Stephen Cairns, Enterprise Architect, Advisory Services, Version 1

For those that do not already know the new Europe-wide General Data Protection Regulations (GDPR) took effect on the 25th of May this year.

This change effectively resulted in the data protection rules being identical throughout the EU. The new rules are applicable to any information relating to an identified or identifiable living EU data subject, and effectively take ownership of that data out of the hands of organisations holding it and into the control of the individuals the data is about. For organisations which hold data on individuals there are now an extended range of data regulations (with associated stringent penalties) which they must comply with.

Data Pollination

When it comes to hosting GDPR compliant data, organisations typically have various data stores such as databases or other content locations  (e.g. SharePoint sites) which are designed to be centrally located repositories that are well managed, secure and documented.

Data to staff however should be considered very much like pollen to a bee, it is collected and useful to their job, but in processing it, just like a bee it is not uncommon for some of it to get deposited in various unintended locations.

So why is this a problem?

To meet the rights of individuals organisations can no longer act like they own personal data, they must start acting and behaving like the custodians of this data.

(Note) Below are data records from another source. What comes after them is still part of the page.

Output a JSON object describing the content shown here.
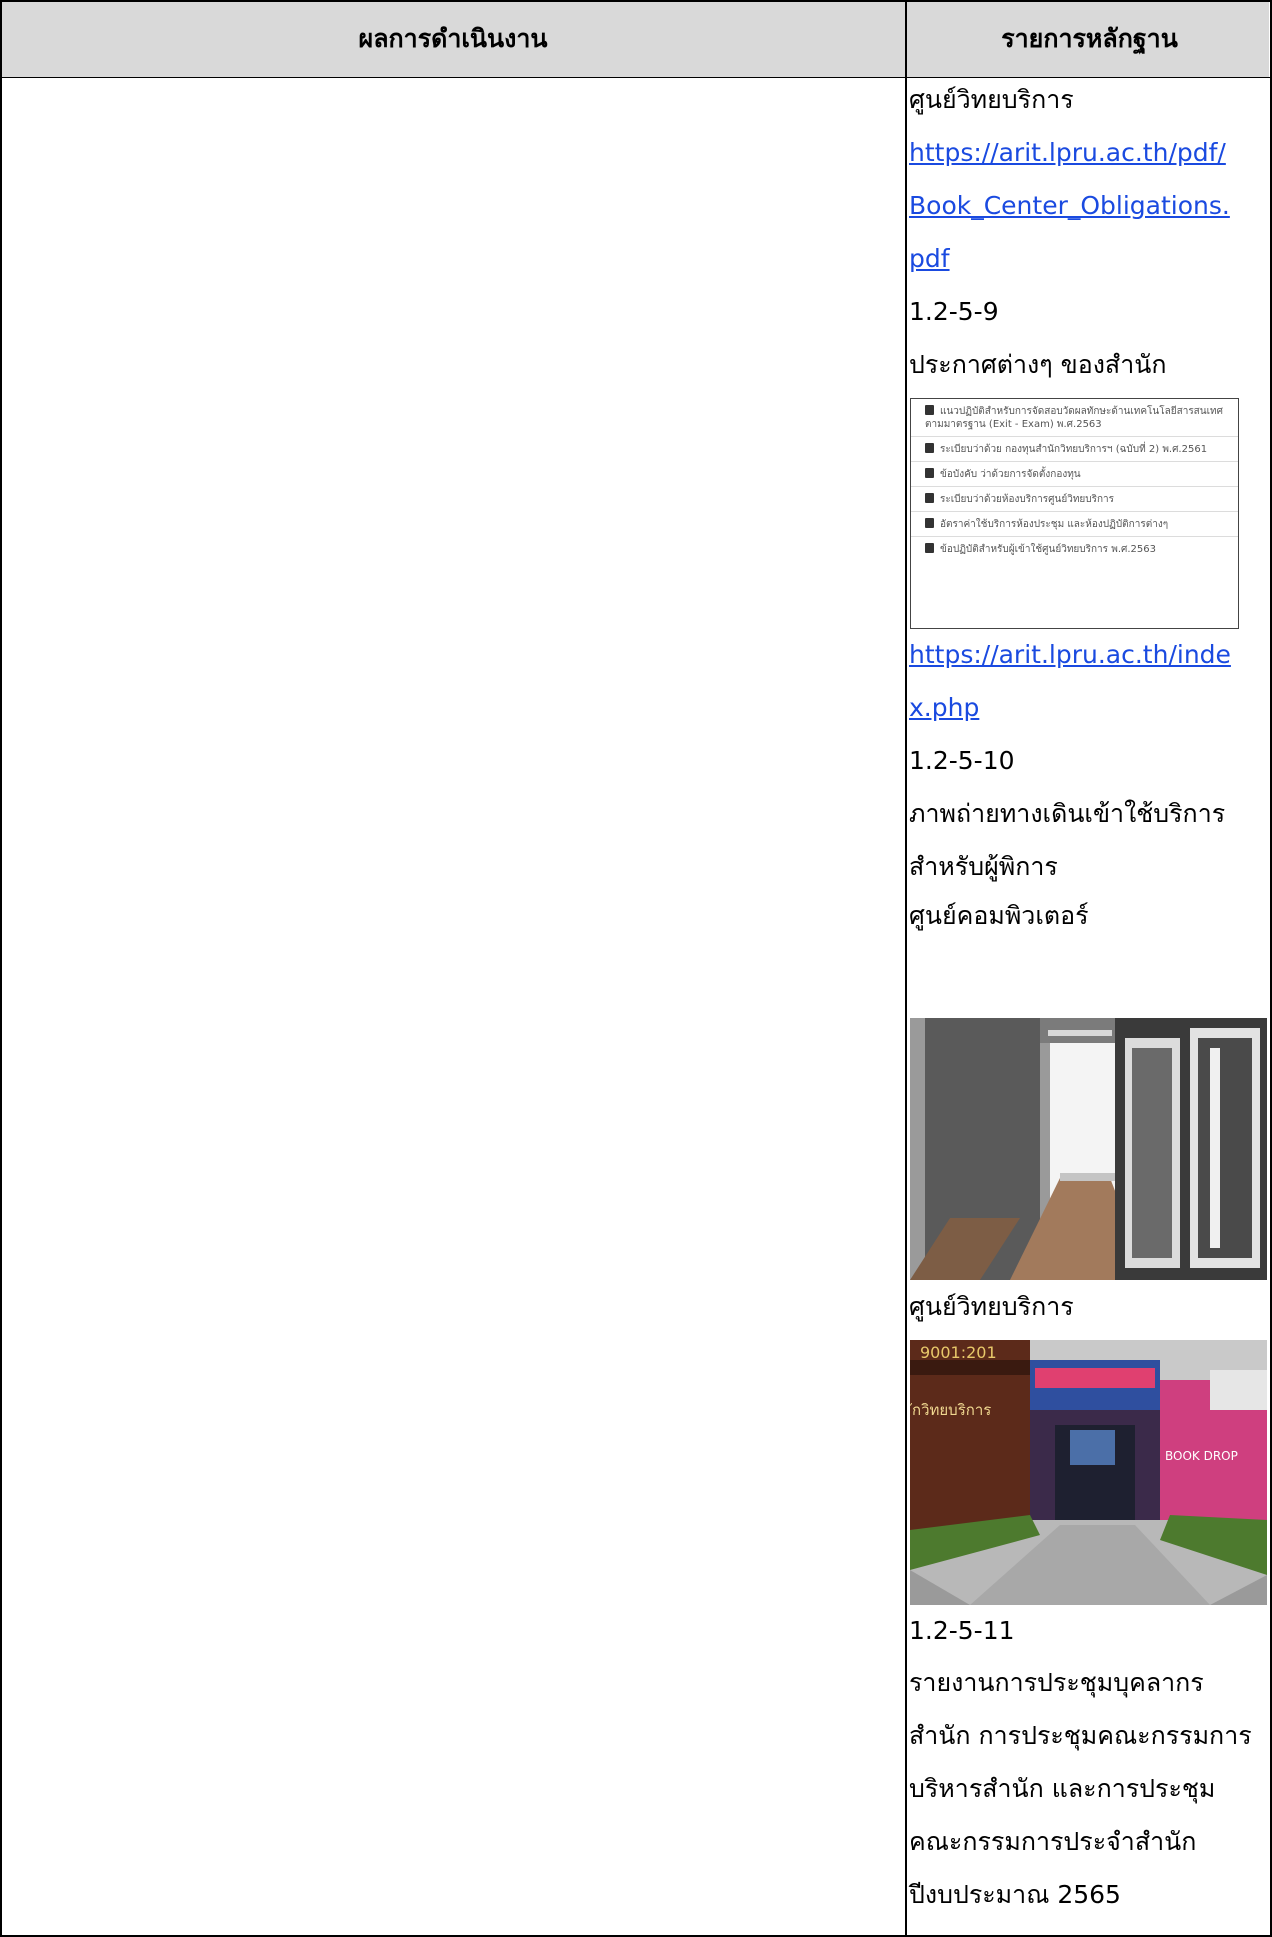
{
  "table": {
    "header_left": "ผลการดำเนินงาน",
    "header_right": "รายการหลักฐาน"
  },
  "evidence": {
    "line1": "ศูนย์วิทยบริการ",
    "link1_part1": "https://arit.lpru.ac.th/pdf/",
    "link1_part2": "Book_Center_Obligations.",
    "link1_part3": "pdf",
    "code1": "1.2-5-9",
    "notices_title": "ประกาศต่างๆ ของสำนัก",
    "notice_items": [
      "แนวปฏิบัติสำหรับการจัดสอบวัดผลทักษะด้านเทคโนโลยีสารสนเทศตามมาตรฐาน (Exit - Exam) พ.ศ.2563",
      "ระเบียบว่าด้วย กองทุนสำนักวิทยบริการฯ (ฉบับที่ 2) พ.ศ.2561",
      "ข้อบังคับ ว่าด้วยการจัดตั้งกองทุน",
      "ระเบียบว่าด้วยห้องบริการศูนย์วิทยบริการ",
      "อัตราค่าใช้บริการห้องประชุม และห้องปฏิบัติการต่างๆ",
      "ข้อปฏิบัติสำหรับผู้เข้าใช้ศูนย์วิทยบริการ พ.ศ.2563"
    ],
    "link2_part1": "https://arit.lpru.ac.th/inde",
    "link2_part2": "x.php",
    "code2": "1.2-5-10",
    "photo_desc1": "ภาพถ่ายทางเดินเข้าใช้บริการ",
    "photo_desc2": "สำหรับผู้พิการ",
    "photo1_caption": "ศูนย์คอมพิวเตอร์",
    "photo2_caption": "ศูนย์วิทยบริการ",
    "photo2_sign1": "9001:201",
    "photo2_sign2": "ักวิทยบริการ",
    "photo2_sign3": "BOOK DROP",
    "code3": "1.2-5-11",
    "report_lines": [
      "รายงานการประชุมบุคลากร",
      "สำนัก การประชุมคณะกรรมการ",
      "บริหารสำนัก และการประชุม",
      "คณะกรรมการประจำสำนัก",
      "ปีงบประมาณ 2565"
    ]
  }
}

To meet the rights of individuals, organisations can no longer act like they own personal data. It may be a cliché, but GDPR truly is a paradigm shift. Organisations must now act and behave like the custodians of this data. A key aspect of achieving this is to understand where GDPR compliant data is stored and to treat it with the necessary processes and procedures to safeguard it.

Organisations are typically treating this as an IT problem and bringing traditional IT approaches to meet the challenge. This usually involves mapping the Architecture of systems holding such data, tracking where data is coming in, what it travels along, where it resides and what if any other systems receive that data.

However, the interaction of GDPR compliant data with staff efficiency measures in the processing of that data often results in the data no longer being contained in just the intended data stores, but residing in further undocumented and less well managed locations. Such data is often stored in these locations in a different form or level of quality compared to the original.

Examples of this include:

• The extraction of GDPR complaint data from databases into Microsoft Excel files, which are then stored on desktop PC’s and/or uploaded and shared on internal social networking services
• Using personal devices to receive work e-mails containing GDPR data
• Adding screenshots of applications showing GDPR compliant data into ticketing tools.

The effect of GDPR can be considered as the equivalent of turning personal data into hazardous material, whilst it may be critical to your business it is extremely important to limit quantities and exposure.

Steps to address Data Pollination

The unintentional or informal spread of GDPR applicable data around an Organisation should be a real concern to many organisations. The effect of GDPR can be considered as the equivalent of turning personal data into hazardous material, whilst it may be critical to your business it is extremely important to limit quantities and exposure. It is therefore necessary to review what steps can be taken to review and address any data pollination that may be occurring within your organisation.

Understand who has access to the Data – It can be surprising how many different people and organisations have access to the data you store. For each system holding GDPR compliant data, ensure you have tracked the different teams and individuals who have access to it.

Map the Processes & Tools – Once you understand who is accessing the relevant data, you can now start to study what they are knowingly and unwittingly doing with it. This may include the use of other programs and tools such as Microsoft Excel, email and BYO devices to manipulate and review the data.

Review & Change – Review each process and tool to understand what is essential and what can be modified or stopped to reduce exposure. Ensure these changes are reinforced with new procedures and staff training.

Document – Accountability is a key principle of GDPR. Being GDPR compliant is not just about doing the right thing, there is also an onus on an organisation to prove compliance by evidencing the GDPR measures they have taken and their effectiveness when requested. To help achieve this evidential requirement, ensure all the data interaction steps you take including those listed above are captured and documented.

Finally, compliance is not something you can achieve and then walk away from, it is a continuous process. Put in place measures and processes that can effectively repeat all the above activities to ensure your organisation remains compliant through its ever evolving journey.